I love how he can fit eternity into a word, yet we are unable to see by that word what he has done.
I have no idea what you mean by "fit eternity into a word."
I think we are unable to simply convey or understand what God means by "compel".
Well, we may not be able to understand fully everything that God does but this doesn't mean we can't understand sufficiently what He is doing, or at all. I understand well enough what "compel" means. And as far as I understand the term, I don't see that it applies to what God does in bringing us to salvation.
But the love of Christ compels us anyway.
Only after we have "known and believed the love God has for us." (
1 John 4:16) His love can constrain or control us only after we have given it the freedom to do so.
How he does what he does, I don't know.
Yes, He does what He does. And what He has done is give us free agency.
People argue against "forces us" and "double predestination" as though there was a way to divide the concepts there. There is a lot we cannot understand, because he is not like us. He is not subject to the laws to which we are bound.
Divine inscrutability is certainly a limiting factor for us, but those with a Calvinist perspective tend, I think, to use the "mystery" of God as a convenient escape from the contradictions/illogicality of their doctrines.
If my logic is valid, I have to say he does whatever he pleases, and only what he pleases may happen.
And here you go immediately awry. As it stands, your statement here makes God the Author of evil. It requires that one believe that adultery, murder, rape, incest, gluttony - whatever sin you'd care to name - it pleased God to cause humans to enact. That's not the God I see described in Scripture. (
1 John 1:5; James 1:13)
I have to also say that our choices are ALWAYS subject to his sovereignty.
Yes, of course. And if He has sovereignly decreed that we should be free agents? What then?
As such, our behaving as though we are truly independent agents is a bit much.
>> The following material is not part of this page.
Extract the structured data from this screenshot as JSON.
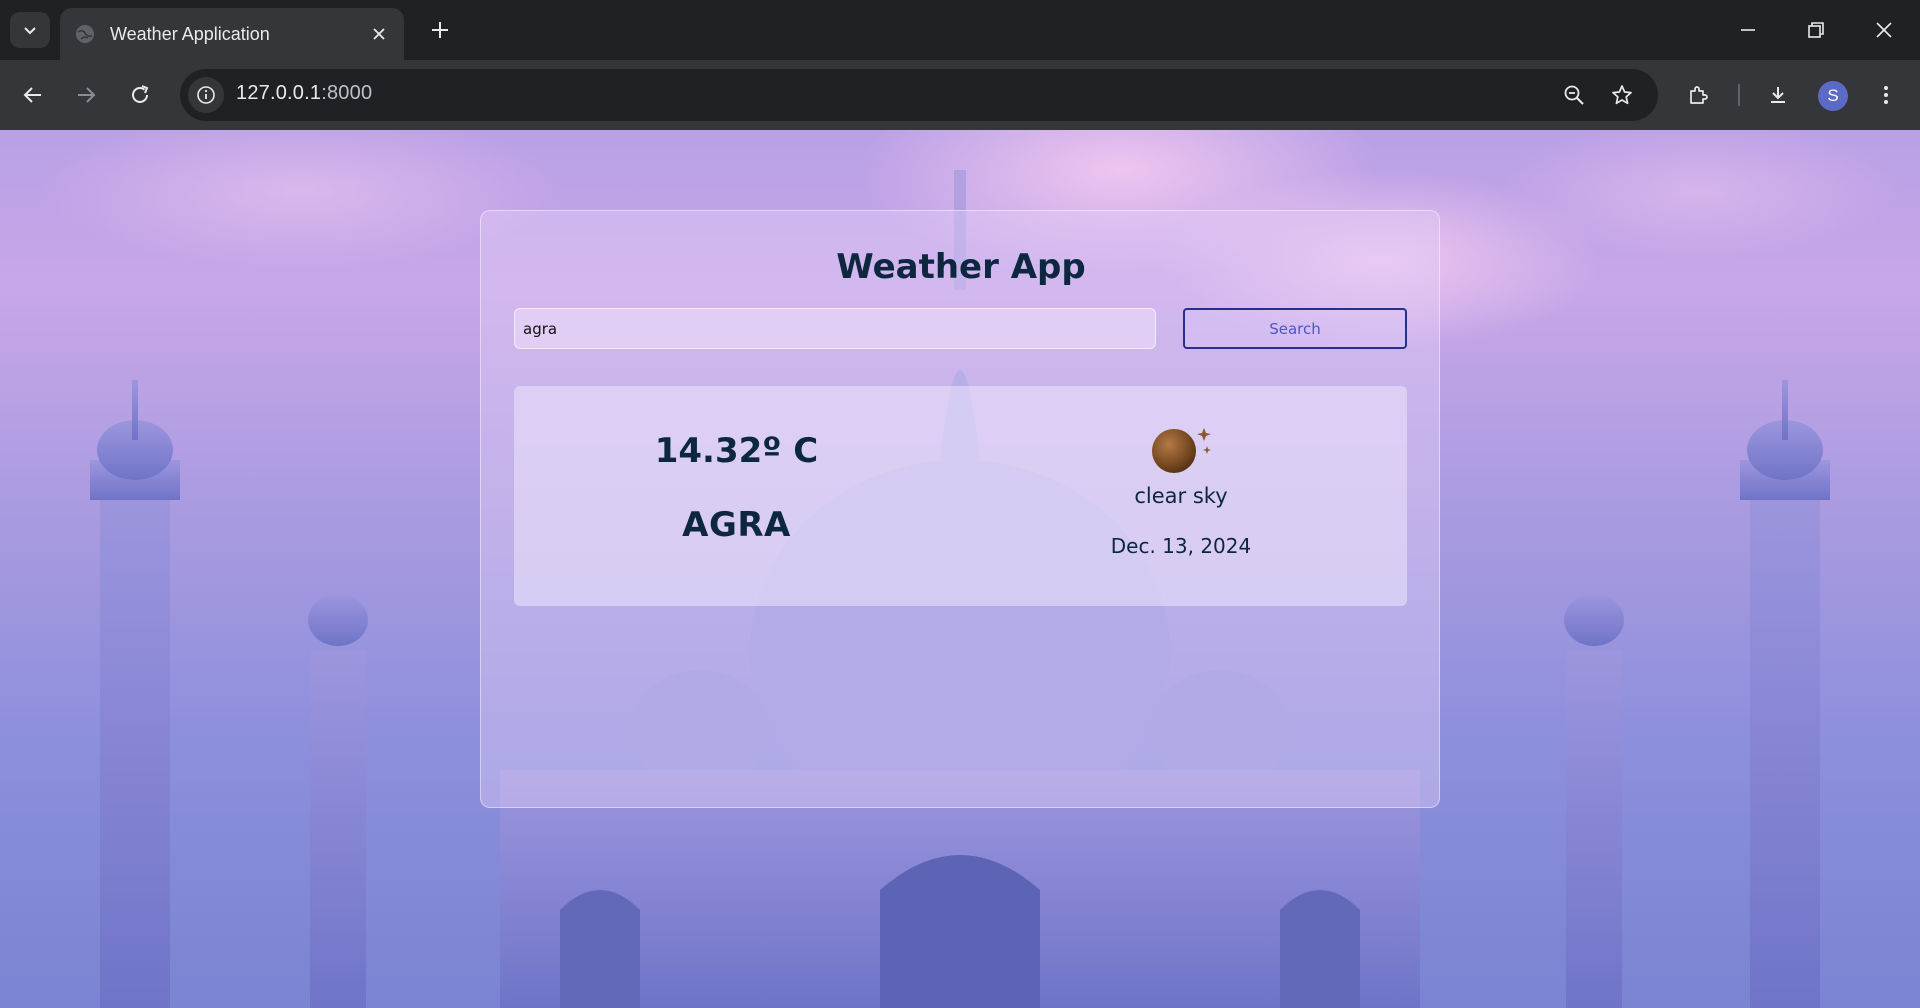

Not at all. See Molinism and its views on divine permission.
A dog may behave according to his desires and instincts, but can be trained. When a trained dog misbehaves, he is corrected again.
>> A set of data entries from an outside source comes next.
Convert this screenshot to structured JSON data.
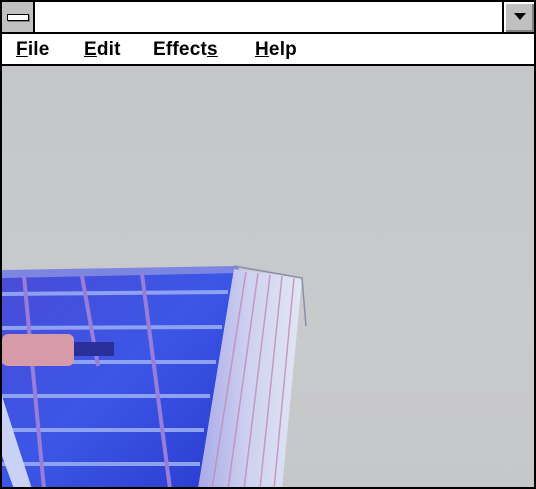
{
  "window": {
    "title": ""
  },
  "menu": {
    "file": {
      "label": "File",
      "access": "F",
      "rest": "ile"
    },
    "edit": {
      "label": "Edit",
      "access": "E",
      "rest": "dit"
    },
    "effects": {
      "label": "Effects",
      "pre": "Effect",
      "access": "s",
      "post": ""
    },
    "help": {
      "label": "Help",
      "access": "H",
      "rest": "elp"
    }
  },
  "icons": {
    "system_menu": "system-menu-icon",
    "minimize": "minimize-arrow-icon"
  },
  "colors": {
    "chrome": "#c0c0c0",
    "titlebar": "#ffffff",
    "sky": "#c6c7c9",
    "building_blue": "#3b3fd6"
  }
}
But Calvinism asserts that the desires and instincts of man are imparted to him
by God. If a man "misbehaves," then, it is only as a consequence of the desires and instincts
God has given him. Why, then, should he be corrected? Is he not doing exactly as God made him to do? It looks that way to me.
His decisions thereafter --are they by chance, by character, or by coercion?
Under the notion of the meticulous sovereign decree of God, Calvinism holds that there is no such thing as chance and that our fundamental inclinations have been imposed upon us by God. We may act in accord with our desires, on Calvinism, but those desires have been placed within us by God and so
He is ultimately responsible for our acting in accord with those desires for good or ill.
Does it matter? He is totally into his decision, this we know. He is an earnest participant in whatever he does.
Yes, it does matter.
He is an "earnest participant" by God's doing, not his own. His participation is not something he has actually freely chosen, however earnest he may be.
One thing I have noticed, that is almost universal even among believers, is the outrageous (to my assessment, anyway) fact that thought they easily admit to their decisions being influenced from all sides by circumstances, upbringing, genetics, desires, habits etc, somehow they pretend outrage that God would influence them in any way, as though that relegates their decisions to robotic programming.
Well, this isn't me. But I understand your "outrage."
I think this is significant, for several reasons --one, because it shows we recognize that God is unlike anything else, but two, because to our thinking, God is not allowed to do a small thing; even his small influences upon us are extreme, to our independent tendencies. And three, because this is the position we exalt ourselves to --that God is only like us, and we have integrity of existence independent of him.
Again, this isn't reflective of what I think. It is no less bizarre, though, than protesting sin when it is God who has decreed the sin of which men are guilty, or preaching the Gospel to those God will inexorably make His own.